I would recommend Belgique. I have had mine for 12 years and it is perfect. Thick bottom, stainless, riveted handles, lid. 

It doesn't have a steamer basket, but you may be able to purchase one as add-on.

But, maybe this pot is not tall enough. I wouldn't classify it as short and squat though. My idea of a tall and narrow pot is an asperagus pot!


----------



## tommysmoke (Oct 10, 2007)

How important is it to have thick (3-5mm) walls on the stock pot? I too am looking into a new stockpot and the stainless pots don't seem to have the thick walls, just the base. 

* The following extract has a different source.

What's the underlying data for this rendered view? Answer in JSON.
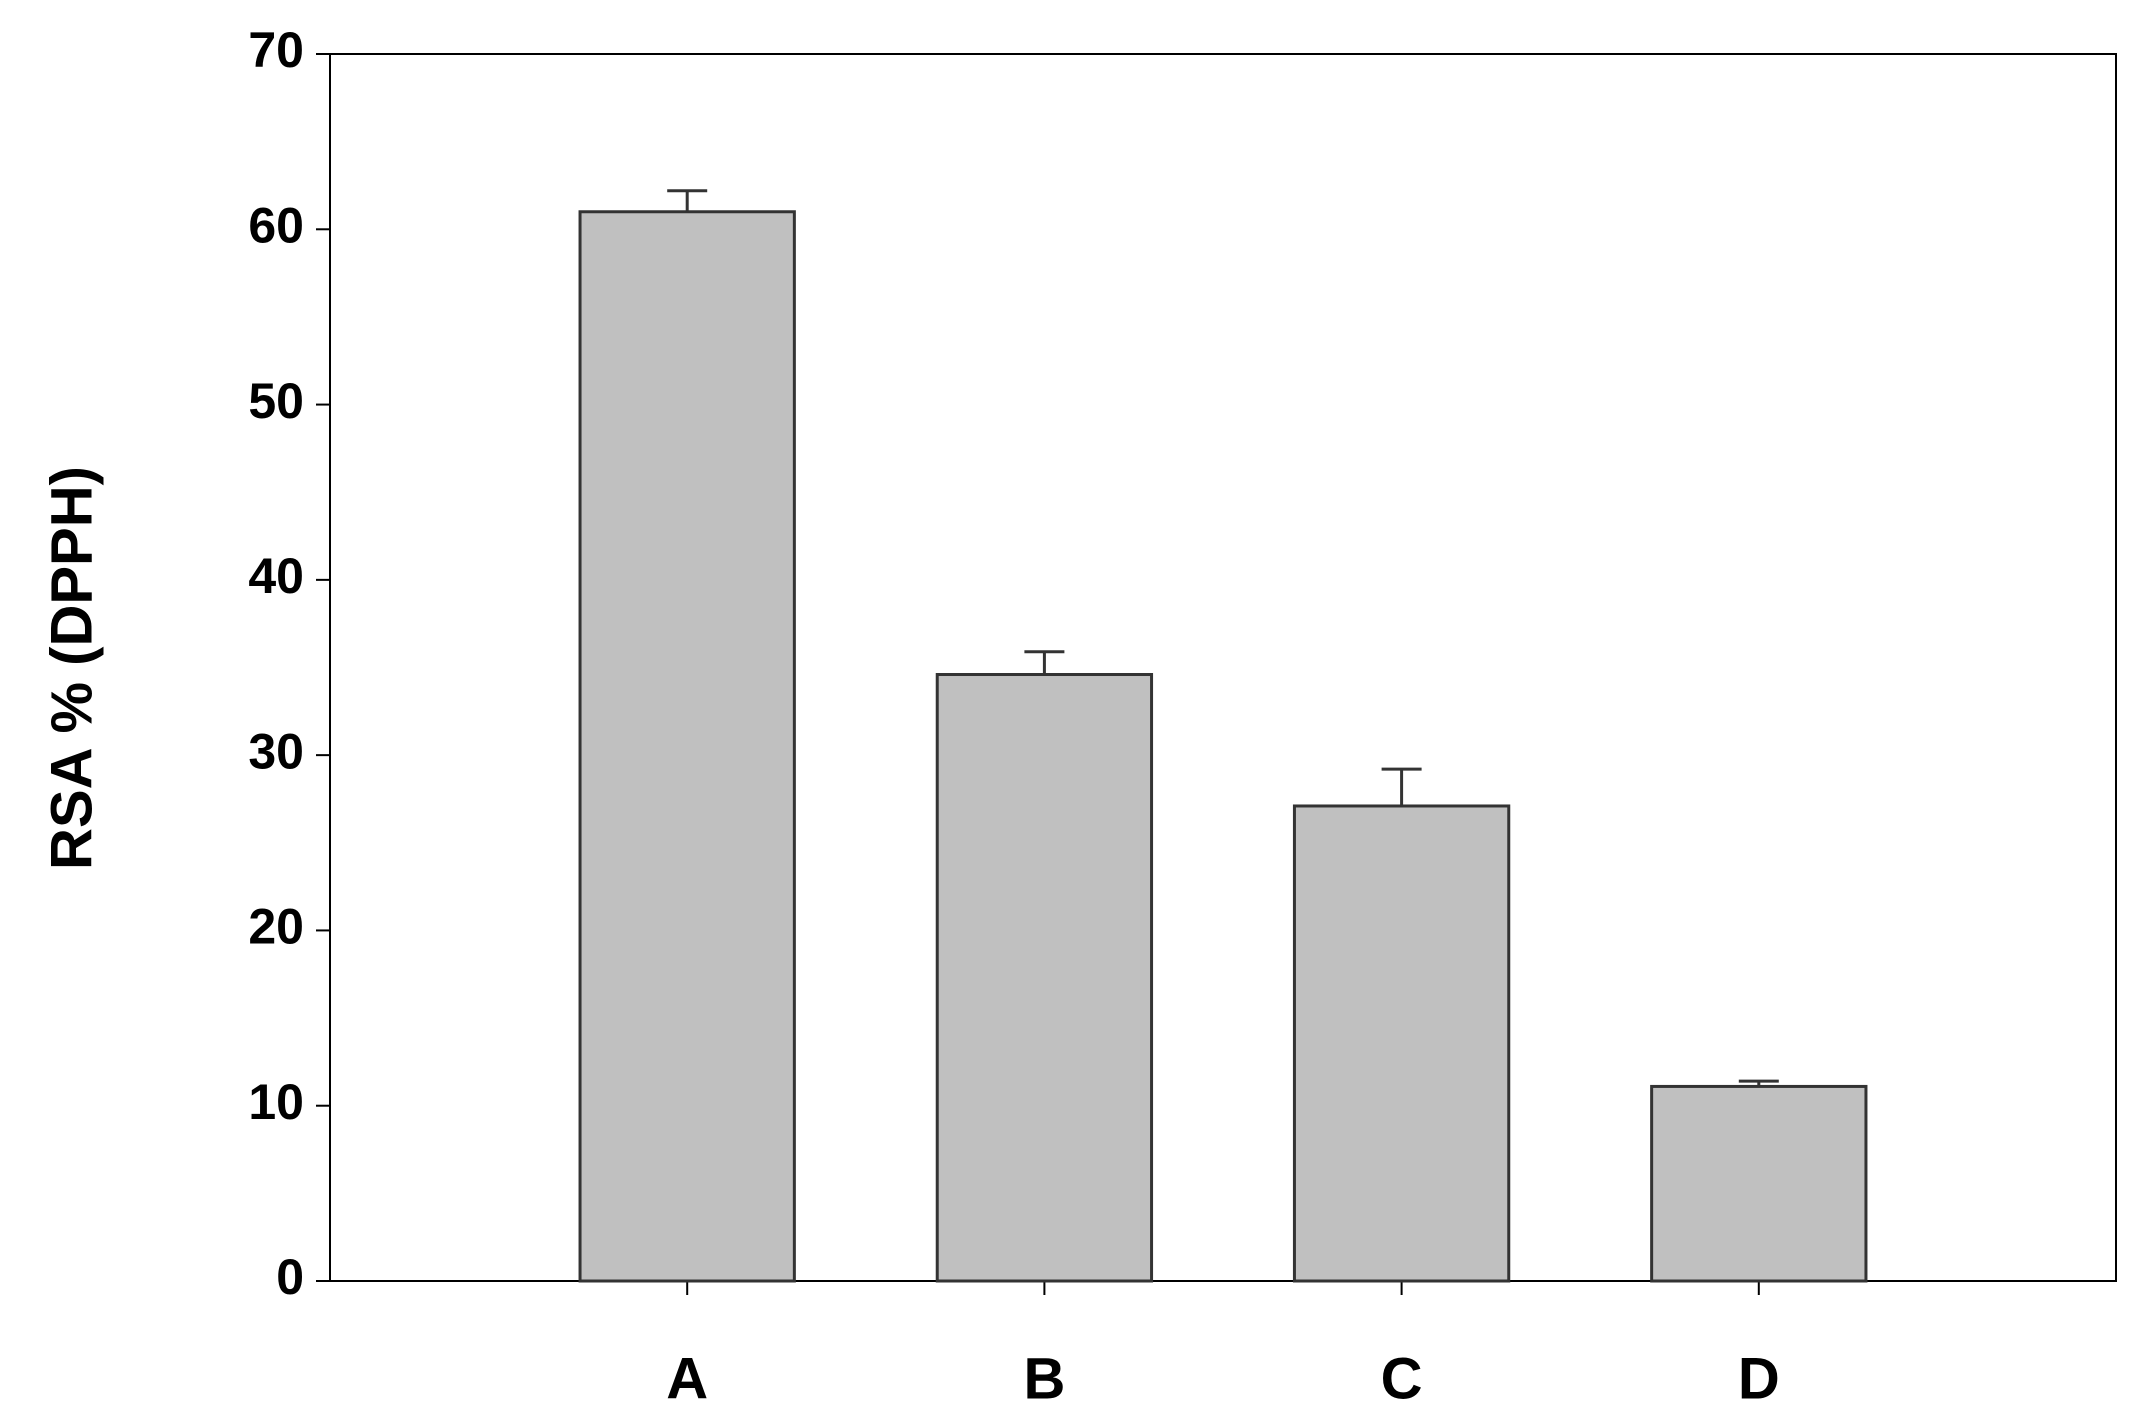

A freind has an aluminum 20qt pot with really thick walls. Is this better than a stainless pot with thin walls?


----------



## shel (Dec 20, 2006)

Thanks for the suggestion, Lana. I looked for information about the Belgique line and didn't find too much.

Shel


----------



## shel (Dec 20, 2006)

Some knowledgeable people don't think it's very important, others, who are chefs and cooks, feel it's better to have thick single gauge construction. After using some pots with just a heavy disk bottom, my preference is for single gauge construction in a stock pot.

Shel


----------



## lana (Oct 8, 2007)

Tony--
I wouldn't go with the aluminum for the simple fact of the risk for Alzeheimers. Not trying to sound like a nut, but seriously, the aluminum will leach into what you cook. 

Not to mention, you cannot use an aluminum to store things in...if you cook soup in it you will have to transfer it every time. In a stainless pot, you can store your soup overnight for easy reheat.


----------



## shel (Dec 20, 2006)

The Real Facts About Alzheimers and Aluminum - from EHSO

shel


----------



## mannlicher (Jan 8, 2006)

I know you stated that you wanted a SS interior, but I have been very pleased for years with my 8 and 16 quart Calphelon commercial stock pots.


----------



## shel (Dec 20, 2006)

I've had numerous anodized Calphalon pots from the early days (Commercial Aluminun Cookware, Toledo, Ohio). They were generally quite satisfactory. I don't feel that the quality of the newer anodized cookware is up to that of the earlier cookware. If I could get a new, or close to new, older pot, I would. I've not seen any that were in good enough shape to warrant spending $$ on them. Some have become collectibles. Last year I sold my gently used 16-qt pot for more than 4x what I paid for it.

Maybe I''ll check what's available on eBay.

Shel


----------



## mannlicher (Jan 8, 2006)

Try Amazon.com. they still have some older Commercial Calphelon pieces, and rock bottom prices.


----------